Last month, Maple Leaf Foods pledged another $10 million for the center, bringing the company’s contributions to the charity to $20 million. In addition, Mr. McCain has personally donated $5 million to the charity.

Experts have long emphasized that food insecurity is a problem of access, not supply. They have often advocated policy changes aimed at reducing inequality. Such policies include universal basic income, increased social security measures such as child support and disability benefits, and improved working conditions.

Prof. dr. Tarasuk of the University of Toronto echoed Mr. McCain about income as the root cause of the problem. She said organizations such as the Maple Leaf center are raising awareness about the matter.

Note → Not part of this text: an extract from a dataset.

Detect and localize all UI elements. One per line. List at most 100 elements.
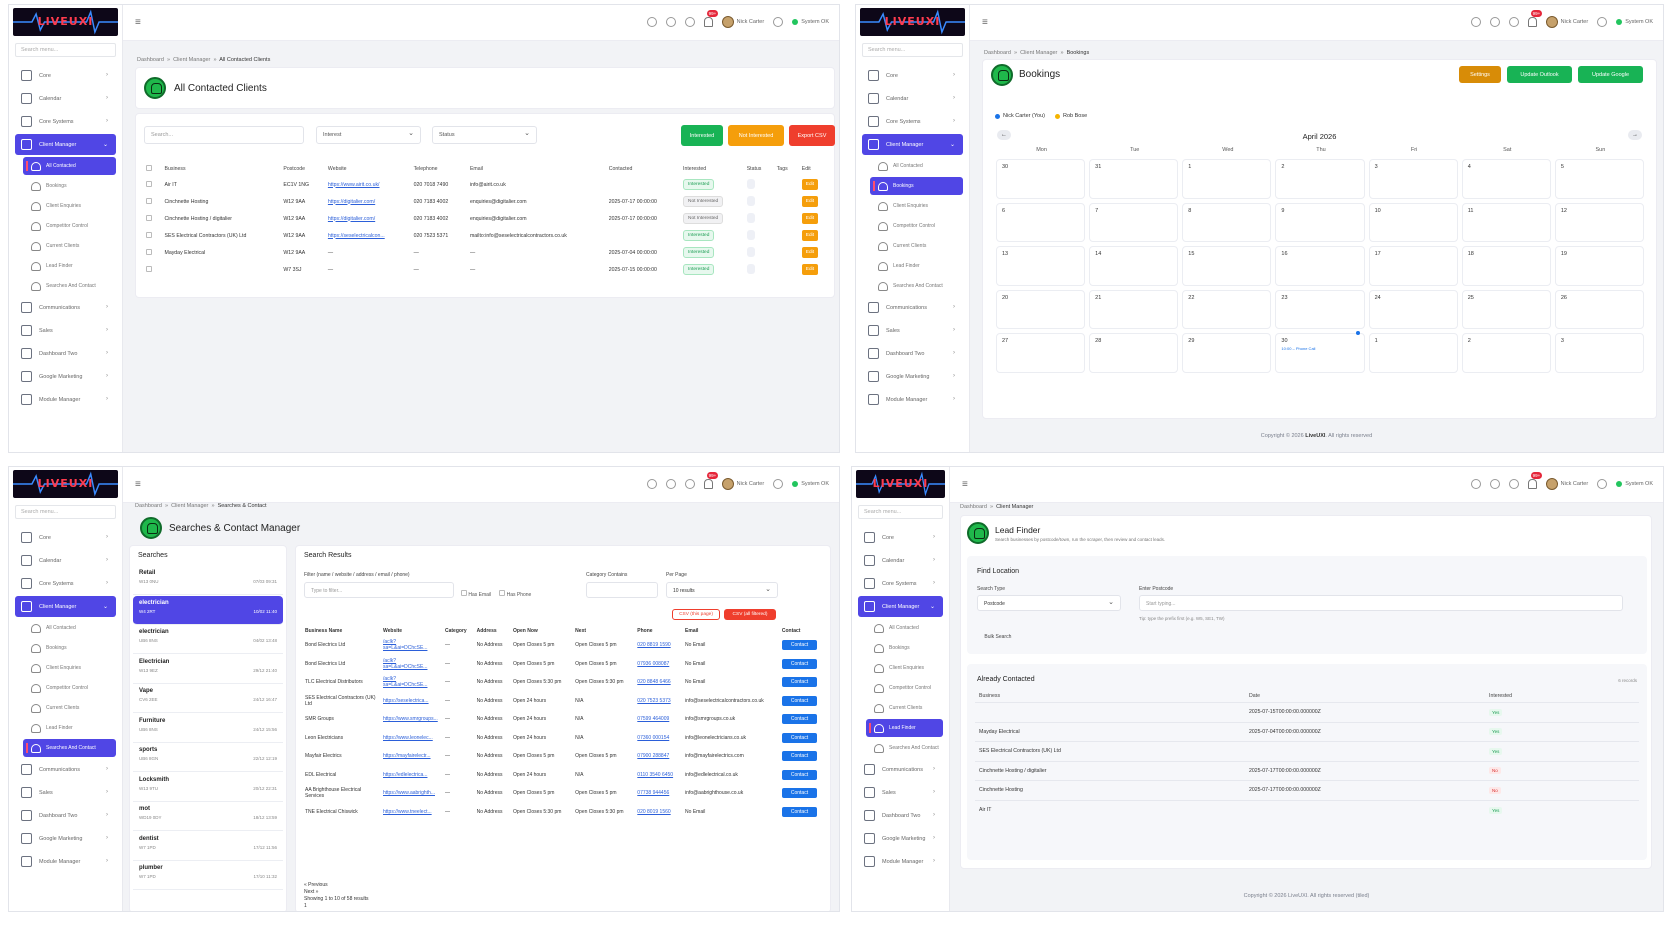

Given record-high food inflation, she said that in the future, people with already limited incomes will likely have to compromise the quality of their food even more. But she stressed that it is still income that causes food insecurity, not inflation.

“What food price inflation does for me is shed light on the inadequacy of some income support programs,” said Prof. Tarasuk, “and the need for better adequacy and indexation focus.”

But she also has complicated feelings about a major food company taking charge of such issues.

“Before the pandemic, we know that two-thirds of people with food insecurity were employed, which means we have a lot of businesses where people work and are unable to make ends meet,” said Prof Tarasuk. said.

“And to a large extent, I’d say companies need to own that problem.”

Mr McCain told The Globe that the “vast, vast majority” of Maple Leaf employees are paid above a living wage. “We are proud of that as a starting point,” he said.

Prof. dr. Tarasuk said chief executives could have an even greater impact by focusing their efforts on benefits, wages and benefits — and by lobbying policymakers and other business leaders to do the same.

“We need people who are food-safe employers,” she said. “And we need industry leadership on what it looks like to be a food-safe employer.”

But according to Mr. McCain, while wages are part of the solution, many solutions are needed, especially given the “unbearably complex” nature of the crisis.

“The problem has many dimensions. There are multiple layers in the solution,” he said.

“And we feel like we can bring something to the table, but only in the context of working with other partners.”